Pemilu parlemen yang digelar pada 15 Maret memilih anggota Majelis Rakyat Tertinggi ke-15. Seluruh kandidat yang didukung pemerintah memenangkan kursi tanpa pengecualian. Data resmi menunjukkan tingkat partisipasi mencapai 99,99 persen.
Satu Kandidat di Setiap Daerah Pemilihan
Dalam praktiknya, sistem pemilu Korea Utara hanya menyediakan satu kandidat di setiap daerah pemilihan. Kandidat tersebut telah melalui proses persetujuan oleh rezim yang dipimpin Kim Jong-un.
Artinya, pemilih tidak dihadapkan pada pilihan antar kandidat. Mereka hanya diminta untuk menyetujui atau menolak kandidat yang telah ditentukan.
Dengan kata lain, tidak ada kompetisi politik seperti yang terjadi di banyak negara lain.
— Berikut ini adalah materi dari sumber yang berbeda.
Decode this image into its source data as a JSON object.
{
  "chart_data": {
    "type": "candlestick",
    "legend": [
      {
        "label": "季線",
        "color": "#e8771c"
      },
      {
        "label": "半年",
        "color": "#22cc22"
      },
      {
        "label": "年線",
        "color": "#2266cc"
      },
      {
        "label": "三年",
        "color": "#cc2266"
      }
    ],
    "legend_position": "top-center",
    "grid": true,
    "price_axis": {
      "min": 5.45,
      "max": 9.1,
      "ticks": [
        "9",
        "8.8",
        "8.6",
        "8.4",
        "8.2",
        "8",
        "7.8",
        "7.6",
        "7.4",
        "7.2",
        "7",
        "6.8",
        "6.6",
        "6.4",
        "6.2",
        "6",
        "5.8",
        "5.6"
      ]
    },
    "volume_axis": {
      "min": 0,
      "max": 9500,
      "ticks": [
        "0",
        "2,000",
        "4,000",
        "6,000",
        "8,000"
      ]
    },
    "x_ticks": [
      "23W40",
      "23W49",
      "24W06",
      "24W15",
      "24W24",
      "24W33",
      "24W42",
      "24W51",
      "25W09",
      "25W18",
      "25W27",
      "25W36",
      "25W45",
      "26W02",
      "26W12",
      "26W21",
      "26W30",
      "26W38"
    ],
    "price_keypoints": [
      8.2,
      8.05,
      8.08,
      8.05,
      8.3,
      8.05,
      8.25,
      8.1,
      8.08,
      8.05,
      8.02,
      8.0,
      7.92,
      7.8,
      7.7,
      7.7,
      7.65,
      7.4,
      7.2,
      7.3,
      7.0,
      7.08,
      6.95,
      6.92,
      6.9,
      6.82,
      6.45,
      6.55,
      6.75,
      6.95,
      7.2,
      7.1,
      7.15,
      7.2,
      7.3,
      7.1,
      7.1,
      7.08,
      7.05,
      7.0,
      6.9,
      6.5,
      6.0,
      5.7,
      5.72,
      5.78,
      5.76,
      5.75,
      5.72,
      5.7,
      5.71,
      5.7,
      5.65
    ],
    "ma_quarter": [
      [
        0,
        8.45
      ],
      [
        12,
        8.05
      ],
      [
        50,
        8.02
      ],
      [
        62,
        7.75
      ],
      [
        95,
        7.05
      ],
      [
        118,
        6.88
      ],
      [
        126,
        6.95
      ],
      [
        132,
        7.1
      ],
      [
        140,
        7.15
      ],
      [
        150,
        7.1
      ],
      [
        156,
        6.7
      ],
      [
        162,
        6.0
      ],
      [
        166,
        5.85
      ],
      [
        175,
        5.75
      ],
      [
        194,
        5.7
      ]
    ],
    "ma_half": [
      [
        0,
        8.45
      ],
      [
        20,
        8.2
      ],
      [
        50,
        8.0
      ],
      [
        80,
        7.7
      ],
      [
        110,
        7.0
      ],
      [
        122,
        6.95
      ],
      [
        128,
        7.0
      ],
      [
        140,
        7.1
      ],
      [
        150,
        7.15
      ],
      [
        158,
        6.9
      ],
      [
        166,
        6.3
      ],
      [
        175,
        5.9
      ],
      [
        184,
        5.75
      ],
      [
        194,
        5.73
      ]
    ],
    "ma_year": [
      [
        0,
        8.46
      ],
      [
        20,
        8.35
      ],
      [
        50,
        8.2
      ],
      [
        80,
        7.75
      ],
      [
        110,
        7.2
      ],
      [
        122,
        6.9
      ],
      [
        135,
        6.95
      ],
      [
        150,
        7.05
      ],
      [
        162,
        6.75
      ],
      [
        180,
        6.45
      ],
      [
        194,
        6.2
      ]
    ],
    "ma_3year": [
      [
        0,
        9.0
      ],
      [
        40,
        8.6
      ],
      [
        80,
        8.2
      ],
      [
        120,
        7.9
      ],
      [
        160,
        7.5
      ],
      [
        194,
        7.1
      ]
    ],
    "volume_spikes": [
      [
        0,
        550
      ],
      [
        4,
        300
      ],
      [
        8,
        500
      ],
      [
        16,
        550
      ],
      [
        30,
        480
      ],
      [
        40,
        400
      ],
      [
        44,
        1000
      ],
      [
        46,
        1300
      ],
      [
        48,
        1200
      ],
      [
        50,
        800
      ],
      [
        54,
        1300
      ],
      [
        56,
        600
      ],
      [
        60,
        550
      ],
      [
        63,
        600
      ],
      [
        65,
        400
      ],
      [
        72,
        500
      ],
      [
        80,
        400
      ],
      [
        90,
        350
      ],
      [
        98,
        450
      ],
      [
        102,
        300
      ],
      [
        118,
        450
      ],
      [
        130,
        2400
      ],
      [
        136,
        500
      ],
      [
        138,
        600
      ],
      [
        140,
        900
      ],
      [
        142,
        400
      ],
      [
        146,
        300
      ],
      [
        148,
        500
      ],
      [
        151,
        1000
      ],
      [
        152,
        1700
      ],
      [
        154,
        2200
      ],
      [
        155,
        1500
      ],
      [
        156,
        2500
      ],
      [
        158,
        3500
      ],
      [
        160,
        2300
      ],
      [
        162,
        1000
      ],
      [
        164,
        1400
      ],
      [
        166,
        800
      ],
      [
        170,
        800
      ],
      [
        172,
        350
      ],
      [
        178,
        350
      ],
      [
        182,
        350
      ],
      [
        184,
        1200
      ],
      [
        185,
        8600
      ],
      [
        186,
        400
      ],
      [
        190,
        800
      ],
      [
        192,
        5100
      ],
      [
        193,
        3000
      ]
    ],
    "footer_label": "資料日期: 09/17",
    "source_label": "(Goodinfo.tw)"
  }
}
Sistem ini memastikan bahwa seluruh kursi parlemen diisi oleh kandidat yang sejalan dengan pemerintah.
Peran Partai Buruh Korea
Partai Buruh Korea (WPK) menjadi aktor utama dalam proses seleksi kandidat. Partai ini bersama kelompok sekutunya mendominasi seluruh proses politik, termasuk penentuan siapa yang maju dalam pemilu.
Hal ini terlihat dari hasil pemilu, di mana WPK dan sekutunya memperoleh 99,93 persen suara. Tidak ada kandidat independen maupun oposisi yang tampil dalam surat suara.
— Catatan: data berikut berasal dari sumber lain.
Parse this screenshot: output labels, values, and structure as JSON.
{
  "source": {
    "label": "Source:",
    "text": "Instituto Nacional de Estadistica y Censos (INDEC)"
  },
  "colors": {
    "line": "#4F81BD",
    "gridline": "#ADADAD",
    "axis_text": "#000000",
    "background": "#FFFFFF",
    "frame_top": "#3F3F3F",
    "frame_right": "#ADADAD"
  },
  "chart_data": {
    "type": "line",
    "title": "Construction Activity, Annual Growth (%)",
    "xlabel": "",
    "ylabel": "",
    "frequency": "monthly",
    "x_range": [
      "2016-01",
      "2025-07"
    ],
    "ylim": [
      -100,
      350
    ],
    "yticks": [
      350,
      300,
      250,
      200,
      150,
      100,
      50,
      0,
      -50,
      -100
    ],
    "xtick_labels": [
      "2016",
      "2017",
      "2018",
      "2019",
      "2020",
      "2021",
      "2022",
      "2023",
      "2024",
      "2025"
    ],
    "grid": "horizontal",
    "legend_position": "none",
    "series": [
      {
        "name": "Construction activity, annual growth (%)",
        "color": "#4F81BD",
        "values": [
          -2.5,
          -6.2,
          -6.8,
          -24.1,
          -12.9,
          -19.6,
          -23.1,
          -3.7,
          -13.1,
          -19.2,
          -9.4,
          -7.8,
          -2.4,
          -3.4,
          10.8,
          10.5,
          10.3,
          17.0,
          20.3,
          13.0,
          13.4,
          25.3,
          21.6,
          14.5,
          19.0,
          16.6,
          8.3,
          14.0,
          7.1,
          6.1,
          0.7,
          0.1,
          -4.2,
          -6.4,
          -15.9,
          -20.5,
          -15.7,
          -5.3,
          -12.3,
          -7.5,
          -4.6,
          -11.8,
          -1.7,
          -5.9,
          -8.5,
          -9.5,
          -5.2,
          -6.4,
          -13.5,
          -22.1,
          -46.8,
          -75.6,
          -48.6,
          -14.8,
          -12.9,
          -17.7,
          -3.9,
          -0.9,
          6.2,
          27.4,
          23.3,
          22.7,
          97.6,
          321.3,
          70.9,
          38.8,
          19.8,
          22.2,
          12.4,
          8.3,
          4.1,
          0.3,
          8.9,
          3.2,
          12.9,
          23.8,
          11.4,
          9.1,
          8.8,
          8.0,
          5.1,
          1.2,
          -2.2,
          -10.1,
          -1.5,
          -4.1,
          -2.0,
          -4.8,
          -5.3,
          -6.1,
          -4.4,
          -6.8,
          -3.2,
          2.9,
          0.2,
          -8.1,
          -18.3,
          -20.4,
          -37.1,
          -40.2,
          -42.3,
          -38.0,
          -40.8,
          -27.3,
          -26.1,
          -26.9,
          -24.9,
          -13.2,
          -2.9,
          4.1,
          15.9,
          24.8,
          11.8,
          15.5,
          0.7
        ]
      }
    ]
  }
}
Mekanisme Persetujuan dan Penolakan
Pemilih diberikan dua opsi dalam bilik suara, yaitu menerima atau menolak kandidat yang diajukan. Proses ini dilakukan secara formal dalam sistem pemilu Korea Utara.
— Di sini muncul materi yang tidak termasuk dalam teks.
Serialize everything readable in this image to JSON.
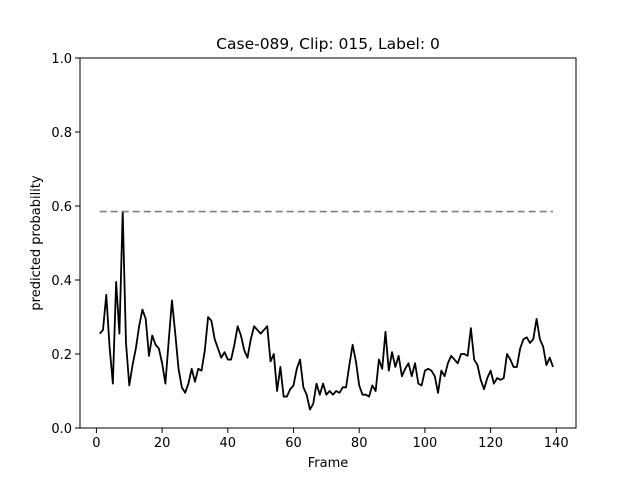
{
  "chart_data": {
    "type": "line",
    "title": "Case-089, Clip: 015, Label: 0",
    "xlabel": "Frame",
    "ylabel": "predicted probability",
    "xlim": [
      -5,
      146
    ],
    "ylim": [
      0.0,
      1.0
    ],
    "xticks": [
      "0",
      "20",
      "40",
      "60",
      "80",
      "100",
      "120",
      "140"
    ],
    "xtick_values": [
      0,
      20,
      40,
      60,
      80,
      100,
      120,
      140
    ],
    "yticks": [
      "0.0",
      "0.2",
      "0.4",
      "0.6",
      "0.8",
      "1.0"
    ],
    "ytick_values": [
      0.0,
      0.2,
      0.4,
      0.6,
      0.8,
      1.0
    ],
    "grid": false,
    "series": [
      {
        "color": "#000000",
        "style": "solid",
        "x": [
          1,
          2,
          3,
          4,
          5,
          6,
          7,
          8,
          9,
          10,
          11,
          12,
          13,
          14,
          15,
          16,
          17,
          18,
          19,
          20,
          21,
          22,
          23,
          24,
          25,
          26,
          27,
          28,
          29,
          30,
          31,
          32,
          33,
          34,
          35,
          36,
          37,
          38,
          39,
          40,
          41,
          42,
          43,
          44,
          45,
          46,
          47,
          48,
          49,
          50,
          51,
          52,
          53,
          54,
          55,
          56,
          57,
          58,
          59,
          60,
          61,
          62,
          63,
          64,
          65,
          66,
          67,
          68,
          69,
          70,
          71,
          72,
          73,
          74,
          75,
          76,
          77,
          78,
          79,
          80,
          81,
          82,
          83,
          84,
          85,
          86,
          87,
          88,
          89,
          90,
          91,
          92,
          93,
          94,
          95,
          96,
          97,
          98,
          99,
          100,
          101,
          102,
          103,
          104,
          105,
          106,
          107,
          108,
          109,
          110,
          111,
          112,
          113,
          114,
          115,
          116,
          117,
          118,
          119,
          120,
          121,
          122,
          123,
          124,
          125,
          126,
          127,
          128,
          129,
          130,
          131,
          132,
          133,
          134,
          135,
          136,
          137,
          138,
          139
        ],
        "y": [
          0.255,
          0.265,
          0.36,
          0.22,
          0.12,
          0.395,
          0.255,
          0.585,
          0.23,
          0.115,
          0.17,
          0.215,
          0.275,
          0.32,
          0.295,
          0.195,
          0.25,
          0.225,
          0.215,
          0.175,
          0.12,
          0.235,
          0.345,
          0.255,
          0.16,
          0.11,
          0.095,
          0.12,
          0.16,
          0.125,
          0.16,
          0.155,
          0.21,
          0.3,
          0.29,
          0.24,
          0.215,
          0.19,
          0.205,
          0.185,
          0.185,
          0.225,
          0.275,
          0.25,
          0.21,
          0.19,
          0.24,
          0.275,
          0.265,
          0.255,
          0.265,
          0.275,
          0.18,
          0.2,
          0.1,
          0.165,
          0.085,
          0.085,
          0.105,
          0.115,
          0.16,
          0.185,
          0.11,
          0.09,
          0.05,
          0.065,
          0.12,
          0.09,
          0.12,
          0.09,
          0.1,
          0.09,
          0.1,
          0.095,
          0.11,
          0.11,
          0.17,
          0.225,
          0.18,
          0.115,
          0.09,
          0.09,
          0.085,
          0.115,
          0.1,
          0.185,
          0.16,
          0.26,
          0.155,
          0.205,
          0.165,
          0.195,
          0.14,
          0.16,
          0.175,
          0.14,
          0.175,
          0.12,
          0.115,
          0.155,
          0.16,
          0.155,
          0.14,
          0.095,
          0.155,
          0.14,
          0.175,
          0.195,
          0.185,
          0.175,
          0.2,
          0.2,
          0.195,
          0.27,
          0.185,
          0.17,
          0.13,
          0.105,
          0.135,
          0.155,
          0.12,
          0.135,
          0.13,
          0.135,
          0.2,
          0.185,
          0.165,
          0.165,
          0.215,
          0.24,
          0.245,
          0.23,
          0.24,
          0.295,
          0.24,
          0.22,
          0.17,
          0.19,
          0.165
        ]
      },
      {
        "color": "#808080",
        "style": "dashed",
        "x": [
          1,
          139
        ],
        "y": [
          0.585,
          0.585
        ]
      }
    ]
  }
}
Namun pada kenyataannya, angka penolakan sangat kecil. Data menunjukkan hanya sekitar 0,07 persen pemilih yang memilih untuk menolak kandidat resmi.
Situasi ini berbeda dengan sistem pemilu kompetitif. Di Korea Utara, hasil pemilu lebih mencerminkan tingkat persetujuan terhadap kandidat tunggal daripada persaingan politik.
Tingkat Partisipasi yang Tinggi
KCNA melaporkan bahwa hanya sekitar 0,0037 persen pemilih tidak ikut serta karena berada di luar negeri atau bekerja di laut. Sementara itu, sekitar 0,00003 persen tercatat abstain.
Angka ini menunjukkan hampir seluruh pemilih terdaftar ikut serta dalam pemilu. Tingkat partisipasi yang tinggi menjadi salah satu ciri utama dalam sistem pemilu Korea Utara.
Dalam kerangka itu, pemilu berfungsi sebagai mekanisme formal untuk mengukuhkan struktur kekuasaan yang telah ditetapkan sebelumnya.